Steve made a face. ‘Yeah. I know it’s weird…”
“It’s awesome!” Jensen started bouncing again. “Are there any more of us?”
“Two more so far: Sue and Johnny Storm,” Rhodes supplied. “Sue and her husband went to visit your sister and your niece so they could explain what was going on.”
“Johnny and Ben are helping the other Avengers guard the city while the rest of us are gone,” Steve added. “Johnny wanted to come with us, but I thought it would be better if he stayed there; since Thor still hasn’t come back, he’s the only one besides Tony who can fly.”
“Good thinking,” Clay said, nodding, and noted that the captain relaxed just a little when he said it. Oh yep, he was a kid all right – he wasn’t actively looking for validation, but he still needed it. Clay put that aside to think about later. “So what are we doing now? Because I gotta tell you, this isn’t the best spot to have a family reunion.”
“We noticed.” Rhodes smirked. “Actually, we have a plane waiting. Are you boys ready to come home?”
Pooch looked at his colonel. “Clay…”
Clay frowned. “I know.” He cocked his head at Rhodes. “Ready, yes. Able? Not until we get this job finished – although I think you may have finished most of it for us when you came in. If the road is clear, all we need to do is skip down there and set a few buildings on fire and then we’re done. Can you give us an hour?”
Rhodes snorted. “I can give you air support,” he said. “You mind if the captain runs with you?”
Clay shook his head. “Not as long as he can use a gun.”
Ouch, he’d only thought the kid was blushing before. “I…they won’t let me carry one.”
Hmm, he was definitely going to have to do some thinking later – and some talking, too, possibly some yelling. “Can you use one?”
Steve stiffened and his jaw set; that was obviously a sore point. “Clint and Jarvis requalified me last month, I’m still at sharpshooter level.”
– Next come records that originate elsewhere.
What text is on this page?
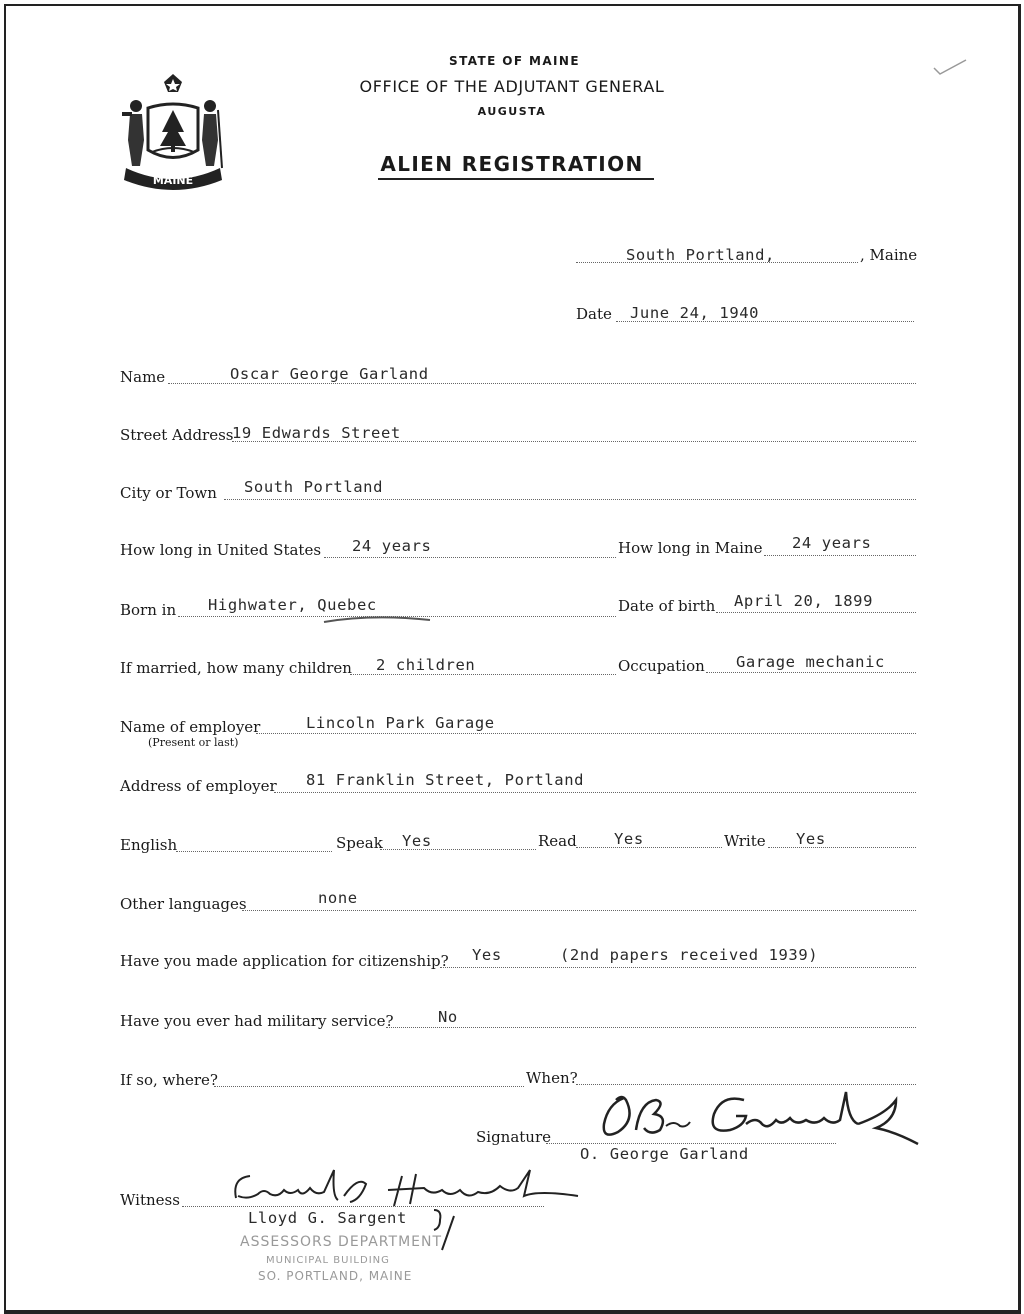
MAINE
STATE OF MAINE
OFFICE OF THE ADJUTANT GENERAL
AUGUSTA
ALIEN REGISTRATION
South Portland,	, Maine
Date June 24, 1940
Name	Oscar George Garland
Street Address
19 Edwards Street
City or Town South Portland
How long in United States 24 years	How long in Maine 24 years
Born in Highwater, Quebec	Date of birth April 20, 1899
If married, how many children 2 children	Occupation Garage mechanic
Name of employer
(Present or last)
Lincoln Park Garage
Address of employer 81 Franklin Street, Portland
English	Speak Yes	Read Yes	Write Yes
Other languages	none
Have you made application for citizenship? Yes	(2nd papers received 1939)
Have you ever had military service?	No
If so, where?	When?
Signature
O. George Garland
Witness
Lloyd G. Sargent
ASSESSORS DEPARTMENT
MUNICIPAL BUILDING
SO. PORTLAND, MAINE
“Well, then ‘they’ are a bunch of stupid fucks. Cougar, get Captain Rogers set up and let’s get the fuck out of here, because I am sick of running around in this god-damned jungle.” Clay grabbed his own gear bag and walked over to Rhodes, cocking an eyebrow as he looked up at him. “Afraid he’d eat it or afraid the PR corps wouldn’t be able to spin it?”
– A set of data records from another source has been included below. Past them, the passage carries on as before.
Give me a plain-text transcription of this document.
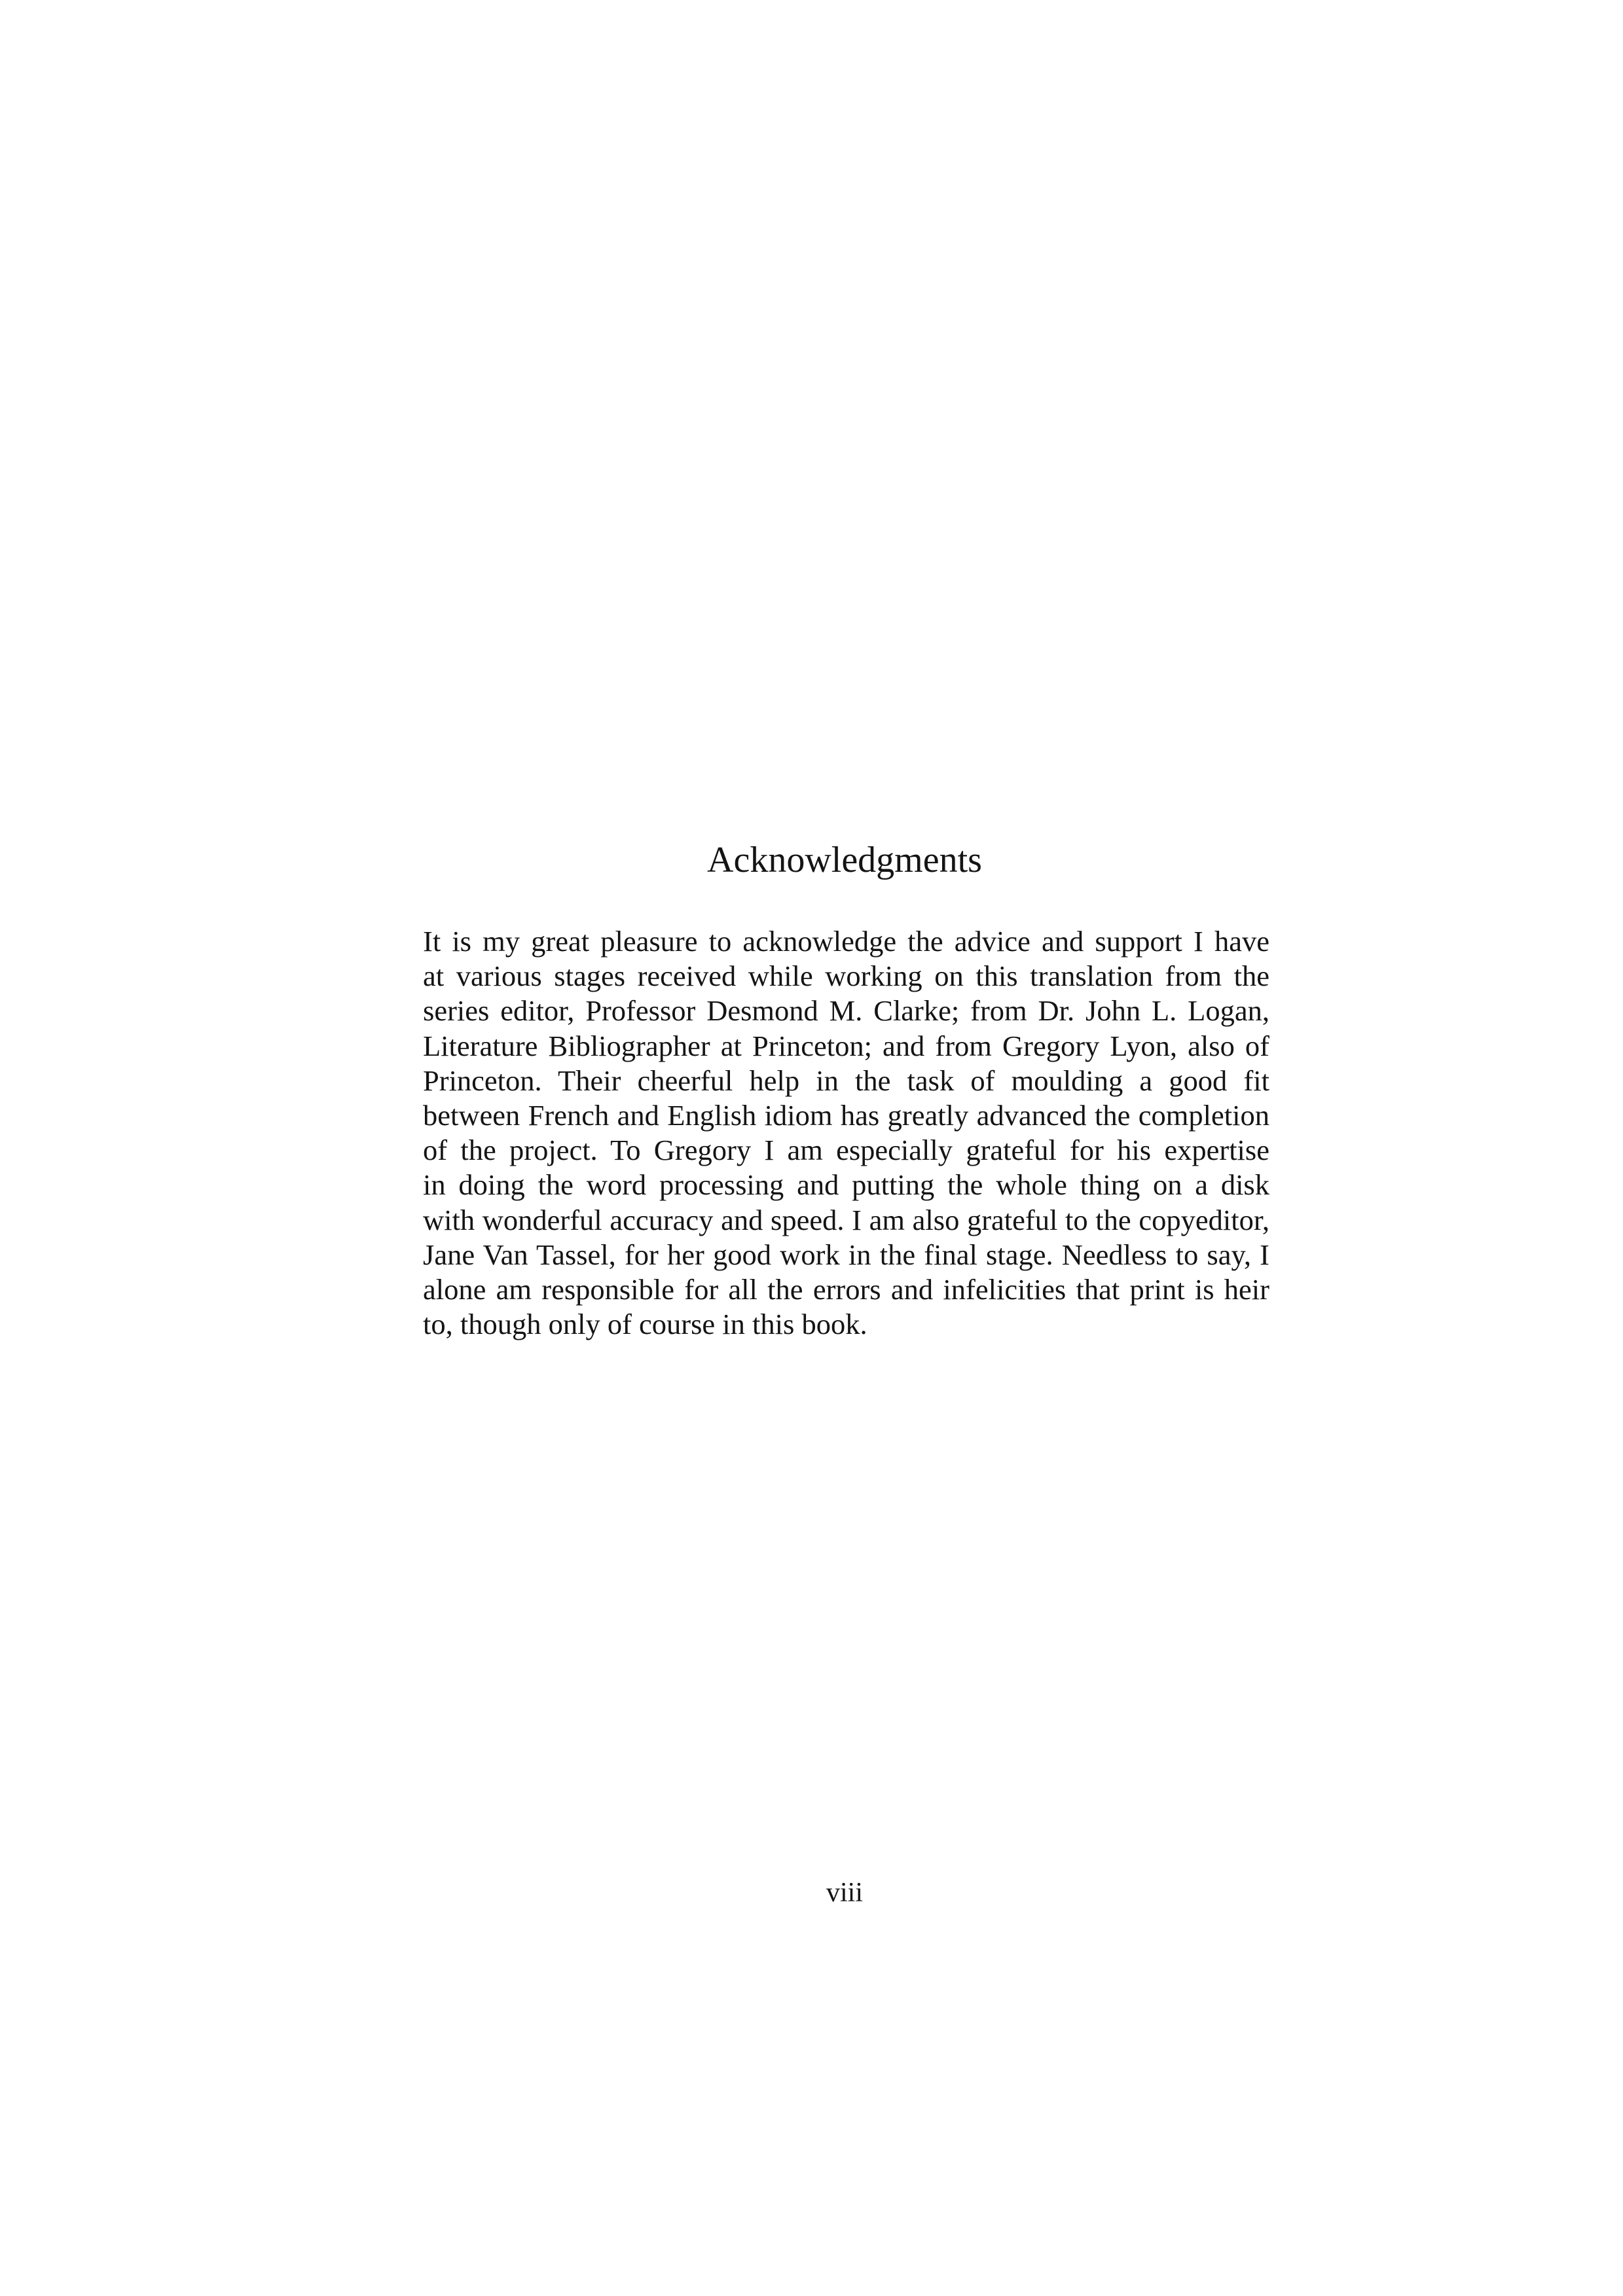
Acknowledgments
It is my great pleasure to acknowledge the advice and support I have
at various stages received while working on this translation from the
series editor, Professor Desmond M. Clarke; from Dr. John L. Logan,
Literature Bibliographer at Princeton; and from Gregory Lyon, also of
Princeton. Their cheerful help in the task of moulding a good fit
between French and English idiom has greatly advanced the completion
of the project. To Gregory I am especially grateful for his expertise
in doing the word processing and putting the whole thing on a disk
with wonderful accuracy and speed. I am also grateful to the copyeditor,
Jane Van Tassel, for her good work in the final stage. Needless to say, I
alone am responsible for all the errors and infelicities that print is heir
to, though only of course in this book.
viii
A shrug. “Probably both. I don’t think SHIELD realized he wasn’t a 3D comic book character when they woke him up – they weren’t really working with him, they were just writing him a new storyline. That got mostly fixed, our problem now is the Army refusing to acknowledge he is who he says he is unless he ‘surrenders himself’ for testing.” Rhodes snorted again. “I passed that one along to my superiors day before yesterday; if the level of swearing was any indication, Steve may be switching branches soon.” His lips twitched. “Even though his piloting skills do leave something to be desired.”
Clay chuckled. “I’m sure the folks in New York thought his skills were right on the money – you Air Force boys are too picky, the Army’s all about results. So since you’ve obviously met the former Badger Team…what have they been doing? Nobody’s heard anything in years, not since they said they were gonna get back at SHIELD for burning them.”
“Oh, they got their own back, all right.” Rhodes grinned. “They’re running SHIELD’s Human Resources department.”
He was still grinning half an hour later behind his visor while they watched the buildings with the drugs and money in them burn, because the look on Colonel Clay’s face had been just that funny.